Tuesday, May 06, 2014

Word to the wise

Me to writer sending in revised full ms: Hey, you should get that YOUR TITLE (THE FIRST DRAFT) off Amazon.

Writer to me: Thanks for the notice. I printed some reading copies of that draft for close friends; I guess one of them sold me out. :P


Me, looking at Amazon listing again: Wow, you're right. This is offered by someone clearly not you.

Me, looking at Amazon listing an hour later and no copies are available: Aha, you bought the only copy.

It never occurred to me that friends would sell what is essentially a bound manuscript.

Which brings me to the point:  when you print up your book and hand it around to your friends for comments, or feedback, OR you just hand it out for giggles, you're giving someone an edition of your book and they can sell it on Amazon. If I'd been just skimming while researching a query, I would have assumed the book was published already and said no.  Obviously I should do more than skim, but you should also be aware this can happen.

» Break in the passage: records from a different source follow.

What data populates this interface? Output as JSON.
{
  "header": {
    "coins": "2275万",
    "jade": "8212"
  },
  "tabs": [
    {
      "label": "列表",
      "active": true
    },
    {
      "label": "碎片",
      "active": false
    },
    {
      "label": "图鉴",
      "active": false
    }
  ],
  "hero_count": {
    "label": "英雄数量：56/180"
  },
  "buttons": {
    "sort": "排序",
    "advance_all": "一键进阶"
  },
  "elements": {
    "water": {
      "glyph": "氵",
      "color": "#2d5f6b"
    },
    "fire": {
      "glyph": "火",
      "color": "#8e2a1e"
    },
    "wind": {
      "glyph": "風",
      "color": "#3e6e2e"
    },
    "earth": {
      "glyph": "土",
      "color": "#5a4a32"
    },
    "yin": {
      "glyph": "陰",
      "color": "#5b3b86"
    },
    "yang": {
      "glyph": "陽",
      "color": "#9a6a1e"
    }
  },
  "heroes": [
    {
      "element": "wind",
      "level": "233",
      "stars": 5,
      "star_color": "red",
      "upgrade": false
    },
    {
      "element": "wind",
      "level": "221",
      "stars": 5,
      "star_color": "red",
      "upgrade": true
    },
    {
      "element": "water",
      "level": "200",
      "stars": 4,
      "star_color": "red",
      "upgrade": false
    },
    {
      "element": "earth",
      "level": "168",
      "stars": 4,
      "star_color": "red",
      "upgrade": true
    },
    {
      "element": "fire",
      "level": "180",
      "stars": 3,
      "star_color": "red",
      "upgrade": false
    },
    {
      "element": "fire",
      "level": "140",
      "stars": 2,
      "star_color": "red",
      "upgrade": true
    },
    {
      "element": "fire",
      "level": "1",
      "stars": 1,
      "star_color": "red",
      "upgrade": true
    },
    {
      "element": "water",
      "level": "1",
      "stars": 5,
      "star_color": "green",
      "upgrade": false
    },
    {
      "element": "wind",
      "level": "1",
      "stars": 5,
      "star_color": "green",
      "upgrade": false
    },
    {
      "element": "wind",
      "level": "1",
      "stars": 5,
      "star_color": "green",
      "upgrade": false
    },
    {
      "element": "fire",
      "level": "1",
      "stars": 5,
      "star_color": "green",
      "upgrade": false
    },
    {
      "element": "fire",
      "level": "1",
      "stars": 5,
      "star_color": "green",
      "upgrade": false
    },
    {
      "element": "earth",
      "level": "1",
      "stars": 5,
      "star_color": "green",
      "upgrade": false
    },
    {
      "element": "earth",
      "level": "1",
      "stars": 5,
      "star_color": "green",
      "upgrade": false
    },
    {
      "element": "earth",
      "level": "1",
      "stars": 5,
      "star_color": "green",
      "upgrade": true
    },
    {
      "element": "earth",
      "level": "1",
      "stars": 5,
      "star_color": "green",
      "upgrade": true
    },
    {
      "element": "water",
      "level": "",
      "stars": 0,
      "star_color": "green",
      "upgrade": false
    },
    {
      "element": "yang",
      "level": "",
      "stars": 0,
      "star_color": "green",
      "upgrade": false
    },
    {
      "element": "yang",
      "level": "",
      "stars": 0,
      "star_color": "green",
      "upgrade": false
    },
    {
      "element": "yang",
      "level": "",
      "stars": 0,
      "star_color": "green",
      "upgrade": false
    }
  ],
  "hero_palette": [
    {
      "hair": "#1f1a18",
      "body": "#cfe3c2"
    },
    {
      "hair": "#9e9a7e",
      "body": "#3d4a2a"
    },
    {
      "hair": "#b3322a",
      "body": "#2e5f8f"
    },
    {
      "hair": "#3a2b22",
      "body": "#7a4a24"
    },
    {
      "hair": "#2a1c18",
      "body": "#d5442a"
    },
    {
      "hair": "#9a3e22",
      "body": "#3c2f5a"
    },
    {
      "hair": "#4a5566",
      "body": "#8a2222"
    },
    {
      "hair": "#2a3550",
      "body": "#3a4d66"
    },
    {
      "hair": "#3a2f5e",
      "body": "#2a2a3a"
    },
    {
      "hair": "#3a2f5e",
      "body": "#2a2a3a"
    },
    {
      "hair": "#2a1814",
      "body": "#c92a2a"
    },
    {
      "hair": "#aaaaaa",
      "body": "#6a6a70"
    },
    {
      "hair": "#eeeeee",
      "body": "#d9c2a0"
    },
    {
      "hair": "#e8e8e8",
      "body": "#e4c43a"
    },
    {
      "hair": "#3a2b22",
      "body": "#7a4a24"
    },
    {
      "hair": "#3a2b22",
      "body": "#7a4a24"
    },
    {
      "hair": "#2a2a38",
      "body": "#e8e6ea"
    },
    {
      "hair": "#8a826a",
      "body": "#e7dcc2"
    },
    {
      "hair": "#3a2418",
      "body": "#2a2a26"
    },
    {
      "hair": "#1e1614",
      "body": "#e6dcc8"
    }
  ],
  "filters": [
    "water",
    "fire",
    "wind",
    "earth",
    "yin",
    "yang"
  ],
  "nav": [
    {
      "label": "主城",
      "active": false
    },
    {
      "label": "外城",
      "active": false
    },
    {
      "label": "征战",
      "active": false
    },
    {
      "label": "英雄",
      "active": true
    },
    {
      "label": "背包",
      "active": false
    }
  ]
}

PS I don't think this was done by a critique partner. The manuscript was printed and bound and sent to friends just as a "hey, look what I did" kind of thing.  I'm still quite confident your crit partners won't do this kind of underhanded thing.

12 comments:

Ardenwolfe said...

That's nuts. I never imagined someone would do that. But, then again, I never let anyone keep an unfinished copy either.

Anita Joy said...

Wow. That's scary. I send email copies of my wip to my CPs and trust they'll do right by me, but once it is out of your hands I guess you don't know what can happen.

For those of you who don't know, it happened to Stephenie Meyer with "Midnight Sun" (if you haven't heard you can read about it here: http://stepheniemeyer.com/midnightsun.html)

Ellipsis Flood said...

Well, sounds like those friends weren't as close as that writer thought.

But really, when did we come to the point when you have to make your friends sign NDAs before you show them your work?

Jane | @janelebak said...

The CP might not necessarily have been the one who listed the book: CPs do die, move, have friends who rifle through their stuff, etc. The CP's ex-husband might be going through a box of his books and not realize what this particular book was. But that's even more of a reason not to leave something like that with someone else.

Kitty said...

Great way to lose a friend, and for what -- a few bucks?

Btw, what's a CP?

Becky Langdon said...

This is the scariest thing to me ever. If you want to write a book that's any good, you pretty much have to get feedback.

So this isn't illegal? Is digital safer legally?

Janet Reid said...

Kitty, CP is critique partner.

Michael Seese said...

Along those lines...

On occasion, I have received an ARC. What do I do with it when I'm done? Selling it on Amazon never occurred to me. And donating to the library didn't seem right.

Recycle bin?

Janet Reid said...

Michael, yup, they get tossed. And yes it pains me to do it, but we do.

Jennifer R. Donohue said...

For better or for worse, some libraries do circulate ARCs. If we get them at my library, depending, we give 'em away as Summer Reading Program prizes.

Kalli said...

My god, if any of my crit partners, let alone 'closest friends,' did that to me, I would fricken eviscerate them - in my next crime novel, of course ;-) But yikes, you gotta be so careful who you trust with your MS. From now on I'm gonna be throwing suspicious glares at anyone who requests to see it and who is not my agent - including my mum.

Steve Stubbs said...

Stephenie Meyers sent out e-copies of one of her Twilight books to friends some years ago and one friend released it to the internet, compromising the commercial value of the book. Fortunately, she tagged each copy sent so she knew which friend was responsible. I think writers take their books much too seriously, but considering that a Stephenie Meyers book at that time could have been worth approximately four million dollars, she may have been right to take umbrage.